Cabe aquí hacer una precisión importante. La “batalla ideológica” que plantean los neocon, constituye, en sí misma, una lucha frontal contra la izquierda en todos los ámbitos: social, político, económico, mediático y cultural. Se basa en la distinción que hace el filósofo alemán Carl Schmitt entre “amigos” y “enemigos”, según la cual, la política imita a la guerra. ¿Qué consecuencias prácticas tiene esta postura, que ahora quieren adoptar Aguirre y Aznar, frente a la opción más moderada de Rajoy? La principal consecuencia es la política entendida como intervención constante y contundente en el espacio público. Efectivamente, ¿cómo se puede “hacer la guerra” sin intervenir? Esta es la explicación por la cual el Gobierno regional de Aguirre es intervencionista al máximo: con una Telemadrid convertida en la televisión del partido, todas las licencias de televisión otorgadas a medios afines, médicos cesados de sus funciones por motivos ideológicos, y la presidenta maniobrando para poner y quitar a presidentes de cajas de ahorros. ¿Cabe más intervención por parte de un poder público?
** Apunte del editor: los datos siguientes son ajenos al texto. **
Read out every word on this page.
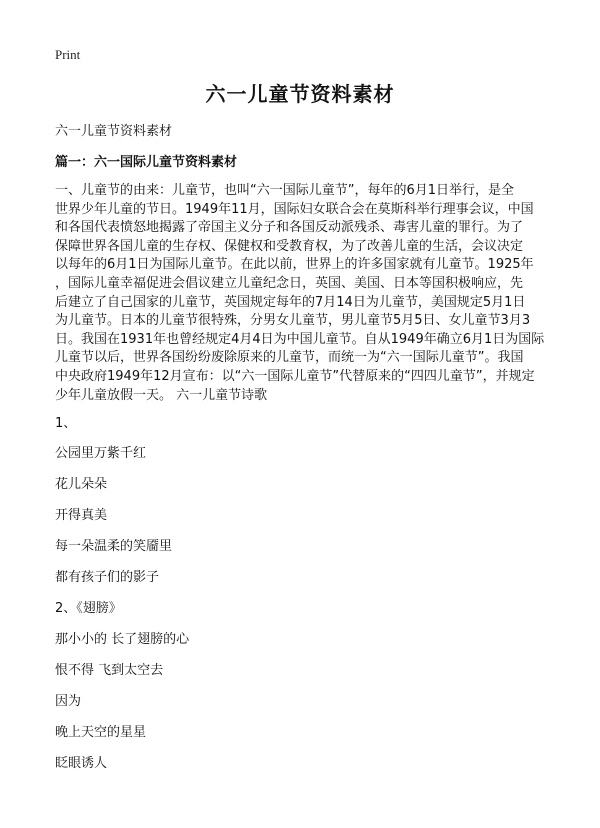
Print
六一儿童节资料素材
六一儿童节资料素材
篇一：六一国际儿童节资料素材
一、儿童节的由来：儿童节，也叫“六一国际儿童节”，每年的6月1日举行，是全
世界少年儿童的节日。1949年11月，国际妇女联合会在莫斯科举行理事会议，中国
和各国代表愤怒地揭露了帝国主义分子和各国反动派残杀、毒害儿童的罪行。为了
保障世界各国儿童的生存权、保健权和受教育权，为了改善儿童的生活，会议决定
以每年的6月1日为国际儿童节。在此以前，世界上的许多国家就有儿童节。1925年
，国际儿童幸福促进会倡议建立儿童纪念日，英国、美国、日本等国积极响应，先
后建立了自己国家的儿童节，英国规定每年的7月14日为儿童节，美国规定5月1日
为儿童节。日本的儿童节很特殊，分男女儿童节，男儿童节5月5日、女儿童节3月3
日。我国在1931年也曾经规定4月4日为中国儿童节。自从1949年确立6月1日为国际
儿童节以后，世界各国纷纷废除原来的儿童节，而统一为“六一国际儿童节”。我国
中央政府1949年12月宣布：以“六一国际儿童节”代替原来的“四四儿童节”，并规定
少年儿童放假一天。 六一儿童节诗歌
1、
公园里万紫千红
花儿朵朵
开得真美
每一朵温柔的笑靥里
都有孩子们的影子
2、《翅膀》
那小小的 长了翅膀的心
恨不得 飞到太空去
因为
晚上天空的星星
眨眼诱人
Desde luego, Aguirre es consciente de que se ríe de todo el mundo cuando se reivindica como liberal: estas contradicciones, más que formar parte del cinismo habitual en política, nos hablan de un relativismo moral indecente. Ese es otro de los engaños de esta “batalla ideológica”: culpar a otros de un relativismo moral propio y evidente. De reclamarse como lo que no se es, de mentir, de manipular, de maniobrar con fines torticeros contra tus compañeros de partido, anteponiendo los intereses personales a los colectivos. Eso es relativismo moral.
El problema es que no basta con rasgarse las vestiduras. Hay que pasar a la ofensiva. Si la izquierda se contenta con escandalizarse, pensando que el sentido común del ciudadano medio castigará a Aguirre, podemos llevarnos una desagradable sorpresa. Esto es, precisamente, lo que ha ocurrido en EE.UU, durante varias décadas de nefasta hegemonía de los republicanos. Aquí, estamos a tiempo para evitarlo. La batalla de las ideas, si la libramos, la ganamos. Pero hay que lucharla.